NASAの探査車に搭載されたマイクが火星の巨大な砂嵐を記録

火星探査車パーセベランスに搭載されたマイクを使って研究を進めている研究者たちは、通過する砂塵旋風の音を録音することに成功した。この音声データは、NASAの探査車上空を通過した火星の旋風の物理的特性を解明するのに十分なものだった。

この現象は2021年11月27日に発生し、パーセベランスは問題のダストデビルの画像も撮影しました。研究チームによる、塵を多く含んだ対流渦を描写した研究結果は、本日Nature Communications誌に掲載されました。

「スーパーカムのマイクは、地質学的研究(レーザーの音を使って岩石の特性を調べる)を念頭に置いてパーセベランスに搭載されることが決定されました」と、ISAE-SUPAEROの惑星科学者で本研究の筆頭著者であるナオミ・マードック氏はギズモードへのメールで述べています。しかし、マードック氏はさらに、「大気科学調査における音響データの価値を確信していました」と付け加えました。

パーセベランスは、かつて干上がった湖底と考えられているジェゼロ・クレーター周辺を2年近く探査し、化石化した微生物の痕跡を発見しようと努めてきました。その間、レーザーを用いて岩石の化学組成を分析し、地球に輸送するための岩石サンプルを採取し、火星表面の画像を撮影しました。

探査車は、搭載カメラの一つ「スーパーカム」に取り付けられた小型マイクを使って、ジェゼロの記録も行いました。現在、ジェゼロは塵に覆われた広大な盆地となっており、火星の突風が粒子状物質を巻き上げ、惑星の周囲を巻き込むのに最適です。研究チームは、しばしば厄介な塵で満たされた火星の旋風の特徴を明らかにすることに成功しました。

「この砂塵旋風の録音では、風の音だけでなく、何百もの砂塵の衝突音も聞こえます」とマードック氏は付け加えた。「これは、マイクが砂塵の巻き上げプロセスを直接観察し、巻き上げが発生する状況を特徴づけることができることを示しています。」

2021 年 7 月 20 日の火星の砂塵旋風。
2021年7月20日の火星の砂嵐。GIF画像:NASA/JPL-Caltech/SSI

分析の結果、研究チームはダストデビルの幅が約24メートル、高さが少なくとも100メートルと、巨大な構造物であることが判明しました。ダストデビルが探査機の上空を完全に通過するまでに約8秒かかりました。音声では、渦の両壁からの風、ダストデビルの目の静寂、そして探査機に衝突した個々のダスト粒子の衝撃音が聞こえました。

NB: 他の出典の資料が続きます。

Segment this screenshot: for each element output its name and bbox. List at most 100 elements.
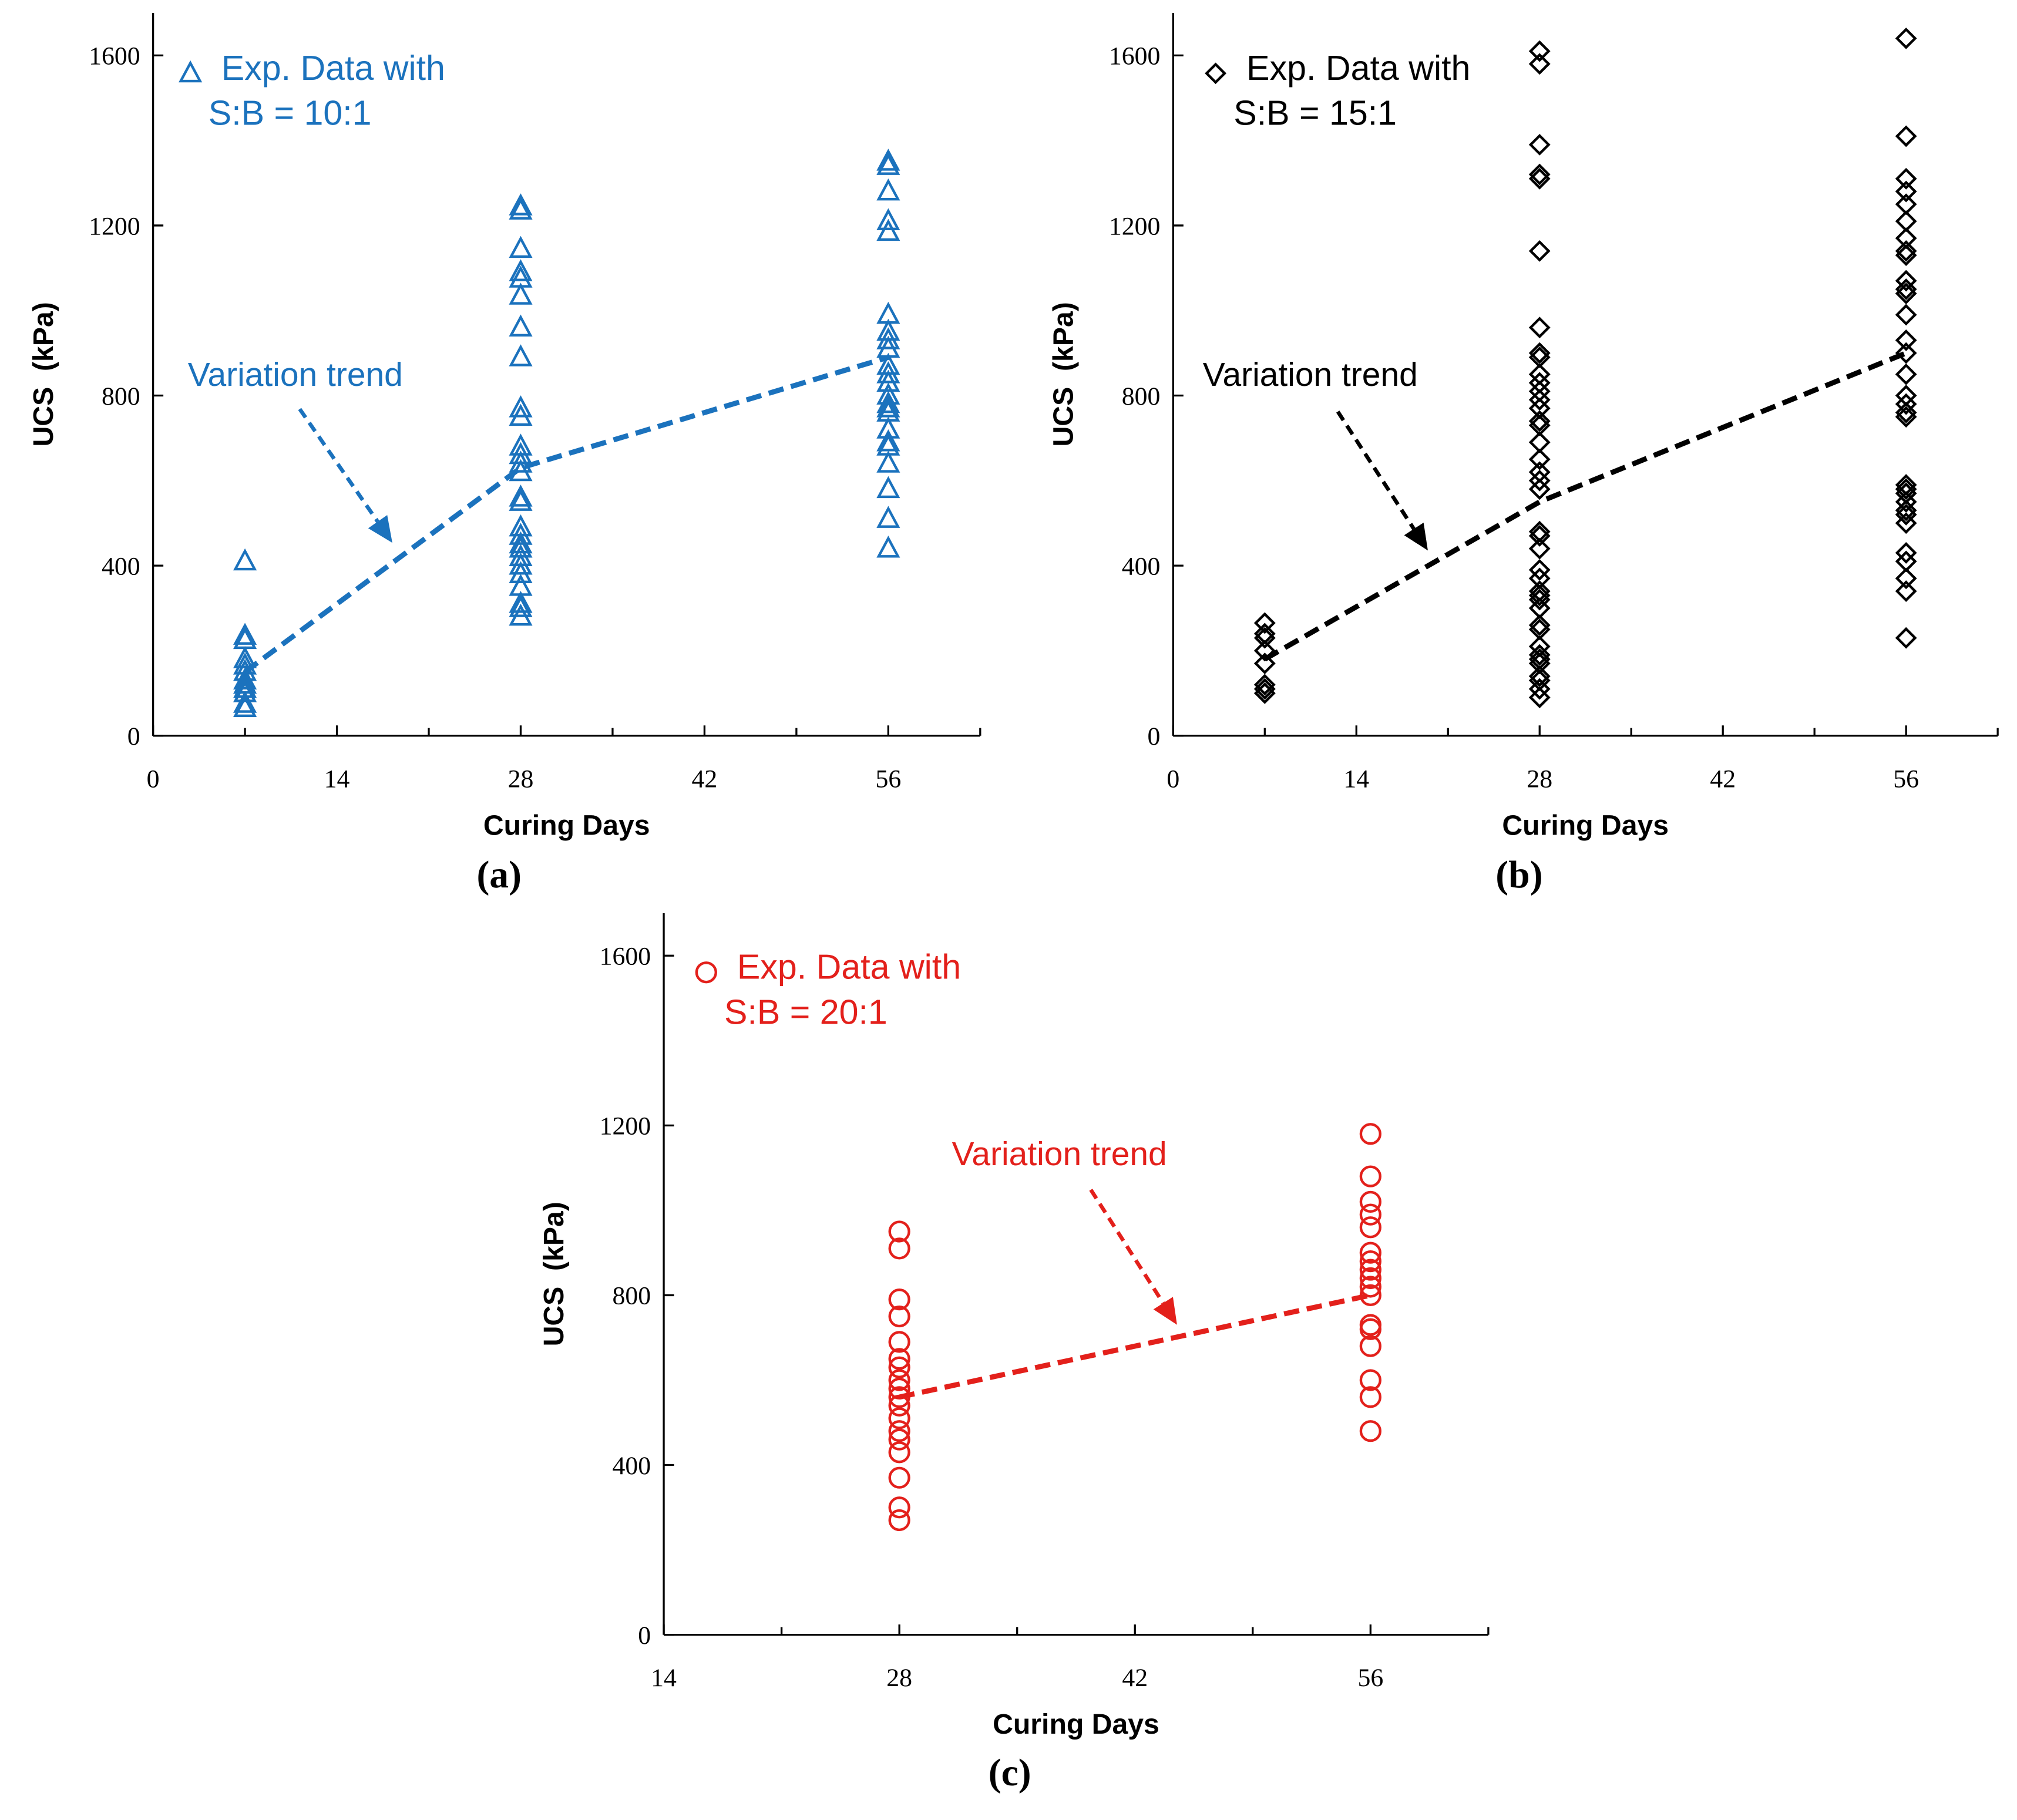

興味深いことに、2018年から火星に滞在し、火星での任務の終わりに近づいているインサイト着陸機は、火星の反対側の着陸地点から砂塵旋風を一度も検知していません。着陸機の主な目的は、火星の地震を通して火星内部を理解することですが、旋風は確認されていますが、火星の大気圏に塵を巻き上げたことはありません。